Text analytics can save lives
I’m just back from the Big Data Summit in New York where I was hoping to hear folks talking about unstructured data. After all, it makes up 80 percent of all data, according to IBM.
I was not disappointed. Craig Rhinehart of IBM talked about finding treatment insights in unstructured data, which he illustrated with two case studies. Seton Health Care in Texas wanted to know why a significant percentage of heart patients were being re-admitted to the hospital. IBM found the answer by looking at patient records and doctors’ notes. But first they polled the doctors to see what they thought caused the returns. The No. 1 reason wasn’t on the list. It was, however, in the notes of the patient records. It was a small value in a long list of small values on a sheet that was noted by hand. Clerks often missed the item when inputting the information into patient electronic records. So, again, the primary indicator of patient re-admission was tracked in text notes and discovered only after IBM surfaced the information through natural language processing text analytics.
Rhinehart second case study was about the UNC Healthcare where some patients with abnormal cancer screening results were not getting follow up care.
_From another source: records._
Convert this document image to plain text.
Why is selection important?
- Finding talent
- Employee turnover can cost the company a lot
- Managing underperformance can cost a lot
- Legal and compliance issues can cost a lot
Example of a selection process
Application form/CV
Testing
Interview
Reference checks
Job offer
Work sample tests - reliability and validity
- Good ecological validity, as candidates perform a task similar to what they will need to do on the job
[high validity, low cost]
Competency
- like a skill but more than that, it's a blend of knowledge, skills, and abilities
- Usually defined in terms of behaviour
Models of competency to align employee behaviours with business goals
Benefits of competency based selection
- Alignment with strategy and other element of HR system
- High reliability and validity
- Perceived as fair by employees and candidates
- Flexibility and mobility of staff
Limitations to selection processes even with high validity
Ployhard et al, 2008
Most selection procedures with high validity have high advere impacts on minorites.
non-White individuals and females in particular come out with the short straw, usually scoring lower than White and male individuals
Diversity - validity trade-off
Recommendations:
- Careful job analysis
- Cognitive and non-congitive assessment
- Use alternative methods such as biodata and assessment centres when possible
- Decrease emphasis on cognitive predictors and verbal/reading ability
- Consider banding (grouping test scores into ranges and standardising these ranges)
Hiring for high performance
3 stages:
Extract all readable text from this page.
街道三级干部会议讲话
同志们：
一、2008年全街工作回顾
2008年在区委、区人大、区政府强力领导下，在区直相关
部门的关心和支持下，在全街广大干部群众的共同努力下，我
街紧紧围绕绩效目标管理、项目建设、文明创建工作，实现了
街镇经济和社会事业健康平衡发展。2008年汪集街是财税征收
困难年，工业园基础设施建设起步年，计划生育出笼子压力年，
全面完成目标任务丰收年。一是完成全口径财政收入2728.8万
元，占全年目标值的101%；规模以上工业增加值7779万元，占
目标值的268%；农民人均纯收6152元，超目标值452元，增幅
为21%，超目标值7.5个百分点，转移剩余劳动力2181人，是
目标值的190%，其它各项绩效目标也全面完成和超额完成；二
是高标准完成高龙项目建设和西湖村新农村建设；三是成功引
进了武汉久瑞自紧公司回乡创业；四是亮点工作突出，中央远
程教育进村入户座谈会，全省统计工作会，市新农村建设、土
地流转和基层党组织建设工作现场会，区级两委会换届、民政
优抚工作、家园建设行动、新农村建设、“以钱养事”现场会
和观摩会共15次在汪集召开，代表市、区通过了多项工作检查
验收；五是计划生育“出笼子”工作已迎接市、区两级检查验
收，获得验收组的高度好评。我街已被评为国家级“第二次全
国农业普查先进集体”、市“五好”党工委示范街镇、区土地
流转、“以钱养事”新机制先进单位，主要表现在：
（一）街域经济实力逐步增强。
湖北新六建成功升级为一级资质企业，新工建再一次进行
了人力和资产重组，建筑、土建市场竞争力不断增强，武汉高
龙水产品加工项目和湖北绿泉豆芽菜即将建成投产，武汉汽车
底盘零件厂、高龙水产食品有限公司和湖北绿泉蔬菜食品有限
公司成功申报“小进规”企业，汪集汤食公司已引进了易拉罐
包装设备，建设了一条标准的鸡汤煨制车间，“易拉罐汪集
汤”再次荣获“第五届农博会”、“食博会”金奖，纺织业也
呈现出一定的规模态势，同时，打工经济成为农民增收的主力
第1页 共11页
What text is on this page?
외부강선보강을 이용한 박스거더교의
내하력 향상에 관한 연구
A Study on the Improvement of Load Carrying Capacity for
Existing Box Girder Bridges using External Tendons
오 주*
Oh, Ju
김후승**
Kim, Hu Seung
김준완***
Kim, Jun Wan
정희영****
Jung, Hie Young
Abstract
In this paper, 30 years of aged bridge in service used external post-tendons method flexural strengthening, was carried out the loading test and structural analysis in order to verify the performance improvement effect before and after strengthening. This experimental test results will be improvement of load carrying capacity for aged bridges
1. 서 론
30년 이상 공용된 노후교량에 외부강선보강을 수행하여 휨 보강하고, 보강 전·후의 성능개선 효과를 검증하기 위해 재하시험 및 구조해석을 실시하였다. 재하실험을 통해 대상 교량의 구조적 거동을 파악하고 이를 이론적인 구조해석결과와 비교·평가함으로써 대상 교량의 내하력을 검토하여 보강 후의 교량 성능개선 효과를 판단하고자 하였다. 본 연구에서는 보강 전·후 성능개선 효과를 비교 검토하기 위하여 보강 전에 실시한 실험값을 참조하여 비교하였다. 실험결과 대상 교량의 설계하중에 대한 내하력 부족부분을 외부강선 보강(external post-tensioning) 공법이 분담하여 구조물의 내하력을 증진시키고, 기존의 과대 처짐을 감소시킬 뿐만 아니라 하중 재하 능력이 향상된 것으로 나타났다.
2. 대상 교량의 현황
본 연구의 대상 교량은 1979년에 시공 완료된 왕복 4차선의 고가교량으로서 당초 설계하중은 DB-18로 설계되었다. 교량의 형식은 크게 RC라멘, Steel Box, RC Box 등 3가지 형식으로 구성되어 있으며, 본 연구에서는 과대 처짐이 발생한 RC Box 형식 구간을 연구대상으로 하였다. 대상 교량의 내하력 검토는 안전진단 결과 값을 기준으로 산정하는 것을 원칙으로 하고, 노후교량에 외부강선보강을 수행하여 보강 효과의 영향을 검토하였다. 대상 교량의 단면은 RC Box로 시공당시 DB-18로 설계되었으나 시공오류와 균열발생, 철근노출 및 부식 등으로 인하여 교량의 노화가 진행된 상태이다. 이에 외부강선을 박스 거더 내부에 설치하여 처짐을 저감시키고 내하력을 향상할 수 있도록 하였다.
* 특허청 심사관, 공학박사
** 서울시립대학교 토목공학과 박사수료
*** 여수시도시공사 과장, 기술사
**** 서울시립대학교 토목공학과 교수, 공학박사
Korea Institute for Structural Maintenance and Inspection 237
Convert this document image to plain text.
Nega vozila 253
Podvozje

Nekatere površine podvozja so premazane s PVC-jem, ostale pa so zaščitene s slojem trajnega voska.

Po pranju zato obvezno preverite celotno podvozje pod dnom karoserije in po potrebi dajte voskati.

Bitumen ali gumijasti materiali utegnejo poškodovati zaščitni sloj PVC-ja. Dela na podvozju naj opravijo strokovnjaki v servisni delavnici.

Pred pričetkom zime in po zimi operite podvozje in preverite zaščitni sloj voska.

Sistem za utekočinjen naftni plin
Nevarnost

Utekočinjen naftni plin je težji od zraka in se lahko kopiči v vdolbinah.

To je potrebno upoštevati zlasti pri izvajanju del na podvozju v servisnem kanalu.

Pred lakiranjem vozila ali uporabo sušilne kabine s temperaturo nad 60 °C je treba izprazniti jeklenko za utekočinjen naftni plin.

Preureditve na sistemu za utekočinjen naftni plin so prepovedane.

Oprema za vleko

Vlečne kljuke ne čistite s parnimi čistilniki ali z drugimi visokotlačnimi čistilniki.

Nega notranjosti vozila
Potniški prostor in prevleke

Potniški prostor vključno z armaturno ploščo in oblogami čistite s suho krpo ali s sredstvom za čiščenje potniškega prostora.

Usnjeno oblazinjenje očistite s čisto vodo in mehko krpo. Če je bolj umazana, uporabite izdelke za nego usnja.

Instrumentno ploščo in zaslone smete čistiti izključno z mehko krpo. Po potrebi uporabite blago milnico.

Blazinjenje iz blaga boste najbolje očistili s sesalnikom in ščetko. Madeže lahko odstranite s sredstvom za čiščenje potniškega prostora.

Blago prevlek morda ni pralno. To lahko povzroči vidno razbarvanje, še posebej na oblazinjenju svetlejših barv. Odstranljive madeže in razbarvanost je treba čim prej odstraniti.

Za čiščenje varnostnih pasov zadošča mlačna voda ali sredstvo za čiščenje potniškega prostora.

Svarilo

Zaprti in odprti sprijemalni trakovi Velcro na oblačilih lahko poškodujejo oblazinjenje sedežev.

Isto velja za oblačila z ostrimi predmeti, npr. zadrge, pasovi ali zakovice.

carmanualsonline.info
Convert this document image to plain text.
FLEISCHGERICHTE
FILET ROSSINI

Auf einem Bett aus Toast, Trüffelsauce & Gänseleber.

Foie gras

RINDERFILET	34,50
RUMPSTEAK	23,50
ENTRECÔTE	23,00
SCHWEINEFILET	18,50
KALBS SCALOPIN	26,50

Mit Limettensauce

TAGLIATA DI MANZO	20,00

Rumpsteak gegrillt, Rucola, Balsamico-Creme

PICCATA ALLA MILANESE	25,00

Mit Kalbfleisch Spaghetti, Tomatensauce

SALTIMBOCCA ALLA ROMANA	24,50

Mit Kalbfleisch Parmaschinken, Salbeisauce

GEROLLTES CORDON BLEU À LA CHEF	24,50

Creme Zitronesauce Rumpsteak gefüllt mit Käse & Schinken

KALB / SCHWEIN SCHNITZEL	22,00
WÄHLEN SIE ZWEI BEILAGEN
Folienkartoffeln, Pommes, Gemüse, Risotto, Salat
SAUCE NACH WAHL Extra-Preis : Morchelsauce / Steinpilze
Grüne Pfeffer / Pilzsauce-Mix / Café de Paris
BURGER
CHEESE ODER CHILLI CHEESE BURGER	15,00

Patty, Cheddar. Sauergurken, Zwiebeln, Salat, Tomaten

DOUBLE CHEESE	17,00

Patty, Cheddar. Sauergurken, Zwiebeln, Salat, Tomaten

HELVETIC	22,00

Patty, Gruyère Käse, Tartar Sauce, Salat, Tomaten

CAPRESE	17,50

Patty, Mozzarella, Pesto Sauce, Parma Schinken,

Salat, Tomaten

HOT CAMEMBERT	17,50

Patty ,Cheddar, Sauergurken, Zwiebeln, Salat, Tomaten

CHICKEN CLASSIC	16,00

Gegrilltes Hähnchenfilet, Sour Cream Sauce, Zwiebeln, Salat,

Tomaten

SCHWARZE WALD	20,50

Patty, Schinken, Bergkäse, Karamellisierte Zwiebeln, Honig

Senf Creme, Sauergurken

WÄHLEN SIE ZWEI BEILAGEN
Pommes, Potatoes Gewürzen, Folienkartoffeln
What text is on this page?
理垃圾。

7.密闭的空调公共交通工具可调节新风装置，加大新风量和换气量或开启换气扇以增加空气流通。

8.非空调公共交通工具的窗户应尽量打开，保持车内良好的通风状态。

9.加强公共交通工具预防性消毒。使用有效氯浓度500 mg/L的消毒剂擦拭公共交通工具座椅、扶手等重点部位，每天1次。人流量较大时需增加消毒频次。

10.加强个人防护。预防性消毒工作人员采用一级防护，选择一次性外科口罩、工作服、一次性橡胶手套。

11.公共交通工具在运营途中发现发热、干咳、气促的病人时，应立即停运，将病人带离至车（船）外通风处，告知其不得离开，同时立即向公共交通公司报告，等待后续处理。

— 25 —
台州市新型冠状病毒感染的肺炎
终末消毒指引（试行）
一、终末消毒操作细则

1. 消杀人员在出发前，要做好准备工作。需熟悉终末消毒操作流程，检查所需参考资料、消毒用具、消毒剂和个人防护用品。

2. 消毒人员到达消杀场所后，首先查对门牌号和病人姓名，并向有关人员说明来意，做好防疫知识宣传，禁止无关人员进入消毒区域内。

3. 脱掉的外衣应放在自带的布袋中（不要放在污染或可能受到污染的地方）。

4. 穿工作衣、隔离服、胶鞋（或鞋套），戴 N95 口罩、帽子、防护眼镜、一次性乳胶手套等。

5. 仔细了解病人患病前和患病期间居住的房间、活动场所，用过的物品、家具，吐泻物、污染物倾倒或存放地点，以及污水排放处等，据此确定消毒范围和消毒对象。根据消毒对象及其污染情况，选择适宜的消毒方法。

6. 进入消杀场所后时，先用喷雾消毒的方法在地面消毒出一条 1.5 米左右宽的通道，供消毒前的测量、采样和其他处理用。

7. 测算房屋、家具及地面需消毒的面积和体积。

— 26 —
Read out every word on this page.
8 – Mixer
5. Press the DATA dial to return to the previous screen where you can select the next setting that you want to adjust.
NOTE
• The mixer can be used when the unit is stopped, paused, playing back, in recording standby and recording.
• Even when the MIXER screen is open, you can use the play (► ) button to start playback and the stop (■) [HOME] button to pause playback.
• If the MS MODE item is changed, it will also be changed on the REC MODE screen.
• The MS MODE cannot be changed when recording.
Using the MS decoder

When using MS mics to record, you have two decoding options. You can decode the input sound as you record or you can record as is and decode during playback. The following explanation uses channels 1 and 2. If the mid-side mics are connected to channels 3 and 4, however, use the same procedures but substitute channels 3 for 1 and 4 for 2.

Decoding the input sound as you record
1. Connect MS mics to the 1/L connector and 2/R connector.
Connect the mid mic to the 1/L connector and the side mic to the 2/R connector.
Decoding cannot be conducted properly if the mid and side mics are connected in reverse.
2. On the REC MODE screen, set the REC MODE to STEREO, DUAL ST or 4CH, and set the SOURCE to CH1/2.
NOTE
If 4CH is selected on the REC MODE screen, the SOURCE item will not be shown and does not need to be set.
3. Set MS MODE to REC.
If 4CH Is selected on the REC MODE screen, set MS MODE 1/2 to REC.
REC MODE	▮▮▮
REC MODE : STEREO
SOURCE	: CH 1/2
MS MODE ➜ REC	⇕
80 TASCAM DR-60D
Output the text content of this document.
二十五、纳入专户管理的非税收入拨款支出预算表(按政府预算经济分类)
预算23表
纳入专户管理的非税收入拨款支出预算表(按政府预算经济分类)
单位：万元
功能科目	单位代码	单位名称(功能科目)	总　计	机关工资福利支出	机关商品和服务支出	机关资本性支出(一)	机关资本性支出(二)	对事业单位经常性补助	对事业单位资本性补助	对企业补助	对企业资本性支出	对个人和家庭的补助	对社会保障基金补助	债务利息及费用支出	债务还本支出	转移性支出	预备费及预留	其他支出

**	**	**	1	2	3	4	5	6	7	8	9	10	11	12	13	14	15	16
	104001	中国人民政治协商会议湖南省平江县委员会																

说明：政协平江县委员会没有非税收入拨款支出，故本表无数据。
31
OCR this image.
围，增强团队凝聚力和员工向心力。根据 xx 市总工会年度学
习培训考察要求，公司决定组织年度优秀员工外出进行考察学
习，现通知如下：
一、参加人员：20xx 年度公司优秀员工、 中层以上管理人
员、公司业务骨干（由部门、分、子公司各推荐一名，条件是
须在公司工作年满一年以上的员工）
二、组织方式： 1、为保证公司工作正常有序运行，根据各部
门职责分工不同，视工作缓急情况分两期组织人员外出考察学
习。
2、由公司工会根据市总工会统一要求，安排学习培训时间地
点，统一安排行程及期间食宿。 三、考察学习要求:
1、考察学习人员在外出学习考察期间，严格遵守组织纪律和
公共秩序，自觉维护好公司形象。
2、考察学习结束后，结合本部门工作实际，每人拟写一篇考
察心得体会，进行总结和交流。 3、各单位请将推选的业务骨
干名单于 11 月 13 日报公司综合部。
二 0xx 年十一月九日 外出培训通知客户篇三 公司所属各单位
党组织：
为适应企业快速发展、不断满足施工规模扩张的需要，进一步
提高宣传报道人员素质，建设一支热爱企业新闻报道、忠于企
Rhinehart was careful to say that this happens every day in every healthcare system, so UNC isn’t careless. Instead, the people who work there are human.
It seems that doctors were putting follow up indicators in patient notes, and clerks who were supposed to update the field were missing it when inputting data. Downstream follow up actions were triggered by the structured field that needed to be populated by the clerks. IBM used natural language processing to extract the information about the abnormal screenings and automatically send alerts for doctors to proactively follow up with patients. Read Rhinehart’s post on the issue here.
Better, more complete insights can be gained through looking at unstructured data. And that data can help save lives.